Buy this now: Beans, with 12 recipes

Russ Parsons
The California Cook

Beans can seem complicated. They come in different colors — green, yellow and purple are the most common. And in different shapes — round and flat — and different sizes — yard-long and fingernail thin. They grow on different types of plants — pole beans climb to the sky while bush beans stay close to the ground.

But in the end, they all taste pretty much the same.

Thank goodness. Because beans, whatever the type, make terrific summer food.

Here's a very simple dish: Blanch the beans just until tender in plenty of rapidly boiling heavily salted water (5 to 7 minutes). Refresh them in an ice water bath and then pat them dry. Dress with minced garlic, olive oil, lemon juice and a little coarse salt. If you like, add some chopped cherry tomatoes, or maybe some minced herbs such as basil, mint or marjoram (careful with the last, as a little goes a long way).

This will work with green, yellow or even purple beans (although the purple color fades to green during cooking). It will work with fat beans or thin beans, if you just keep an eye on the cooking time (slender haricots verts will take only a minute or two).

About the only type of bean that needs to be treated differently is the flat, thick-skinned bean usually called Romano. While most beans can be cooked very briefly, Romanos really repay a long, slow simmer that will tenderize their tough hulls and turn them almost meaty.

Try this: Simmer freshly chopped tomatoes, onions, garlic and pancetta; add Romano beans and stew until they’re tender, which could take 45 minutes or even longer. The texture is silky and the depth of flavor is amazing.

Some types of Romano beans have a thread running the edge of the hull, which should be removed — you can just snap off one end and pull and the string will unzip. The only way to determine whether your beans have them is to snap a couple and see.

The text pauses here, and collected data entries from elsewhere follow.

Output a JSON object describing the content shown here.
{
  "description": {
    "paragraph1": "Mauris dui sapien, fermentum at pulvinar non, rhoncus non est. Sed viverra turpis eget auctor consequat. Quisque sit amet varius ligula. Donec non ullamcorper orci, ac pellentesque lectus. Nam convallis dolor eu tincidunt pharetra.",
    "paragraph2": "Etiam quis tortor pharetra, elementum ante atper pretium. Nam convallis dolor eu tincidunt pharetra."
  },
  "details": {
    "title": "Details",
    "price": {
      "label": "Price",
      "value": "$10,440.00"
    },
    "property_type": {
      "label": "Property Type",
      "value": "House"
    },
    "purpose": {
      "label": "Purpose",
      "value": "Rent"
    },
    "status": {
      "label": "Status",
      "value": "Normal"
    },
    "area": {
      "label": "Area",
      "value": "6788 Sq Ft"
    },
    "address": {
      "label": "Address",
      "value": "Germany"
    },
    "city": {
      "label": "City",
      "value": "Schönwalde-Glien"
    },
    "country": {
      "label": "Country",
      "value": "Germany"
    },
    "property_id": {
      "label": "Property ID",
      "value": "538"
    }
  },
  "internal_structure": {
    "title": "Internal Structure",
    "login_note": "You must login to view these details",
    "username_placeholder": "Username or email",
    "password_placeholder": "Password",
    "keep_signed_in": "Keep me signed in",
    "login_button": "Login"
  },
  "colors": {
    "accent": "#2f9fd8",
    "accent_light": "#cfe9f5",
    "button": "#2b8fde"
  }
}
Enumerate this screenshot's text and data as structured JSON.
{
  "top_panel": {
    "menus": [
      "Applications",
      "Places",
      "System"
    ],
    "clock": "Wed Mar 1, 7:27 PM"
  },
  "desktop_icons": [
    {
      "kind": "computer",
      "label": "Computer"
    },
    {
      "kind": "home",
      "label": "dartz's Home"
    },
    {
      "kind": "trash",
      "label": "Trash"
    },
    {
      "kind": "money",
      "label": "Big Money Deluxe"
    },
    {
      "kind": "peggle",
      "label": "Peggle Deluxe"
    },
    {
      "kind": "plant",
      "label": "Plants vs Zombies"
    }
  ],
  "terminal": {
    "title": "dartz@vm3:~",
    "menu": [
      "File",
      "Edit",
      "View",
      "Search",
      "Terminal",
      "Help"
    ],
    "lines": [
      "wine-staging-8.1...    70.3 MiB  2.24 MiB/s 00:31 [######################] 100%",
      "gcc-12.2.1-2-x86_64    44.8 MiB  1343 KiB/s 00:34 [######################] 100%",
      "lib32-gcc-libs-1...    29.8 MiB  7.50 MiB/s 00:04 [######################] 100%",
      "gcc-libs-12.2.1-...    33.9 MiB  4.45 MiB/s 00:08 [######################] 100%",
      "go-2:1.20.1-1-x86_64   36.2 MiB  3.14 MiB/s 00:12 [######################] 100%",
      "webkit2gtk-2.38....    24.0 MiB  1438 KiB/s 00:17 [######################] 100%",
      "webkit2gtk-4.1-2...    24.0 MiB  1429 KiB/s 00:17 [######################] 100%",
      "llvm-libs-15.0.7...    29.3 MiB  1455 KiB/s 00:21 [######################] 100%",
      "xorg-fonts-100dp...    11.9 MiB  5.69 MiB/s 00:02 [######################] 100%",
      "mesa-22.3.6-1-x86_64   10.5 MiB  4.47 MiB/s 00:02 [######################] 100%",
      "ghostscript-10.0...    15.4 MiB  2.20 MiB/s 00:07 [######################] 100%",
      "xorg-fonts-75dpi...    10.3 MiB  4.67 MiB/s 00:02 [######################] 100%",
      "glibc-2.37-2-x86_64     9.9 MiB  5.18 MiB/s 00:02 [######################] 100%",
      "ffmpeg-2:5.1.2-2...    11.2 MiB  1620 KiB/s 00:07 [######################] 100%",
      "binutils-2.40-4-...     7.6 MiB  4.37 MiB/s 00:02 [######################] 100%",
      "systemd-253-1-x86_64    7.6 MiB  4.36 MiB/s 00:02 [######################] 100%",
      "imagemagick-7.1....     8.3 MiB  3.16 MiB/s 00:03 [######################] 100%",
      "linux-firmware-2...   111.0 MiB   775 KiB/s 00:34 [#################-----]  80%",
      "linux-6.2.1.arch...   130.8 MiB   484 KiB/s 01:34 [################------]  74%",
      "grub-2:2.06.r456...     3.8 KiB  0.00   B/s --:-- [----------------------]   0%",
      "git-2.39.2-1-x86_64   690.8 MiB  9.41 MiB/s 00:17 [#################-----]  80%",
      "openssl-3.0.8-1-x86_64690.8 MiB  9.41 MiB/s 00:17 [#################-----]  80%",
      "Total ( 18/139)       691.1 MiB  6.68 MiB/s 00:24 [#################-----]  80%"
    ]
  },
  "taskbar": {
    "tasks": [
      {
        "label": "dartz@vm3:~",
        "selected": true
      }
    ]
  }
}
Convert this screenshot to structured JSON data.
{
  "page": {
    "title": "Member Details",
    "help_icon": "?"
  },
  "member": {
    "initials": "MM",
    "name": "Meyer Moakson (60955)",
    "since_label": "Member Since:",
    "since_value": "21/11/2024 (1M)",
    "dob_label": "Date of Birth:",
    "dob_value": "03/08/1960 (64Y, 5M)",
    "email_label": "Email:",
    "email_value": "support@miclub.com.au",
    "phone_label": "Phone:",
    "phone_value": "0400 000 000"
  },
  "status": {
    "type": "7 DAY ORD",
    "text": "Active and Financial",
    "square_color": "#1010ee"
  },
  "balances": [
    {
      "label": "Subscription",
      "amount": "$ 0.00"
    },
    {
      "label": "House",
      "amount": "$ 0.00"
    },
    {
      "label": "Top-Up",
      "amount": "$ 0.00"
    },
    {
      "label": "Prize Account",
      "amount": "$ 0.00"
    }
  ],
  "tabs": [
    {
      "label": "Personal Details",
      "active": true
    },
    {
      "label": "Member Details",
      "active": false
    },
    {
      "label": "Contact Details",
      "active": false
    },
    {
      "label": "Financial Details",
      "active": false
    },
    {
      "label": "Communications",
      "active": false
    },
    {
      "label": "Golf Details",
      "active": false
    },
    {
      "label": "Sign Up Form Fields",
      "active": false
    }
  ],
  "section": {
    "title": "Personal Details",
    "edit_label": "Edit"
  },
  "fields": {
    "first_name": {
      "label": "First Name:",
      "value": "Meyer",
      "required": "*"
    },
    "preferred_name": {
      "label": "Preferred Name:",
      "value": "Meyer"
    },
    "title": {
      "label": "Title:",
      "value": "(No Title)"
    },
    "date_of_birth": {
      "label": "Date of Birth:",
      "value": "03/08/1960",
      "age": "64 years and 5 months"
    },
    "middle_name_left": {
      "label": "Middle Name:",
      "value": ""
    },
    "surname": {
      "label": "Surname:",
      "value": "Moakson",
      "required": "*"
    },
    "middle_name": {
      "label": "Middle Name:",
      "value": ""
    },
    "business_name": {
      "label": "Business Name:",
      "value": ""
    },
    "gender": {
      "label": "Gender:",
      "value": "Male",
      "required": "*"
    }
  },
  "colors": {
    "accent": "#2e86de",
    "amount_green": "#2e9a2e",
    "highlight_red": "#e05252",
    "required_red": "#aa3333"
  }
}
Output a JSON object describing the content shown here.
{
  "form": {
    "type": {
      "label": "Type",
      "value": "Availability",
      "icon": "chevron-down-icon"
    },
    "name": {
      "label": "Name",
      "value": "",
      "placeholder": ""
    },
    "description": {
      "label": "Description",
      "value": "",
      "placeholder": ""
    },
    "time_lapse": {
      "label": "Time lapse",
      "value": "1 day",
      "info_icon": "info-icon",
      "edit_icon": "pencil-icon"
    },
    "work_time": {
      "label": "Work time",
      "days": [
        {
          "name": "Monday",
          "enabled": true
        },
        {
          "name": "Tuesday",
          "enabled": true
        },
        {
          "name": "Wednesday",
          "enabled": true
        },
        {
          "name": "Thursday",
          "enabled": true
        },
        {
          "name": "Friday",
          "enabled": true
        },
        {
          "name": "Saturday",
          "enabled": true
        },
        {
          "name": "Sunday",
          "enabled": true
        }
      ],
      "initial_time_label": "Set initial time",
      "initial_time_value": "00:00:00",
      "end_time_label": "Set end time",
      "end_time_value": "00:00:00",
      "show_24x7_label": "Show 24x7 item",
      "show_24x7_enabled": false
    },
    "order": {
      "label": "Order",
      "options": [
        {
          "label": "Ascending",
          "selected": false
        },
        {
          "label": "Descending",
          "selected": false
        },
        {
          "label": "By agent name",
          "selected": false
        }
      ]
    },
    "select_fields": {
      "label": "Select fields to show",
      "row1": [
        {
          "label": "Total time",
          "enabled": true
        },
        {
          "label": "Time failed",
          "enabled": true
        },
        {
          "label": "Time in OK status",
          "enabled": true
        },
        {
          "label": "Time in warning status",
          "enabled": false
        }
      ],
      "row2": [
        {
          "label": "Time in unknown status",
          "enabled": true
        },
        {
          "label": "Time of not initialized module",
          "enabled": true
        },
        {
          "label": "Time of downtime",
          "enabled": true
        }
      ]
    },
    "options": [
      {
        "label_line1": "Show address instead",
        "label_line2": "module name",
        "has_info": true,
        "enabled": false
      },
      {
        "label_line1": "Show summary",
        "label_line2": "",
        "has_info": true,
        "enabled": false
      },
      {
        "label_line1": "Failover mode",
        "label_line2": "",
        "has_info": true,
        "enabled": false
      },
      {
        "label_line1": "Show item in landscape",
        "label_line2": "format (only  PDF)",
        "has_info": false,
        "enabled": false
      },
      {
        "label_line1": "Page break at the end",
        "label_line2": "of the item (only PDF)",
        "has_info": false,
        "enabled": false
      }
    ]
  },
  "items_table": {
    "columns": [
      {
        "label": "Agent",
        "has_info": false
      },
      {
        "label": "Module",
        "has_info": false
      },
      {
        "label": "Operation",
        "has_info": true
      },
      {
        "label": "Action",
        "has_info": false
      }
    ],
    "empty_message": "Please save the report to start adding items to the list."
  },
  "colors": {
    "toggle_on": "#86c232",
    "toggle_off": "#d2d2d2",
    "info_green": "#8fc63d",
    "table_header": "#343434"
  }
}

Fun fact: Most green beans had this string until the 1890s (hence the names “string beans” and “snap beans”). It was an early New York plant developer named Calvin Keeney who bred the first stringless beans, which were introduced by Burpee in 1894.

How to choose: Look for beans with deep, saturated color — no matter what the hue. The texture should be crisp enough that the bean will snap when you fold it in two. Do your sorting at the market: Rather than scoop beans by the handful into your bag, pick through them, choosing the ones that are roughly the same size, so they’ll cook evenly, and avoiding any that are kinked or misshapen. This’ll save waste at home.

How to store: Keep beans in a tightly sealed plastic bag in the crisper drawer of your refrigerator. Stored this way, they’ll last up to a week.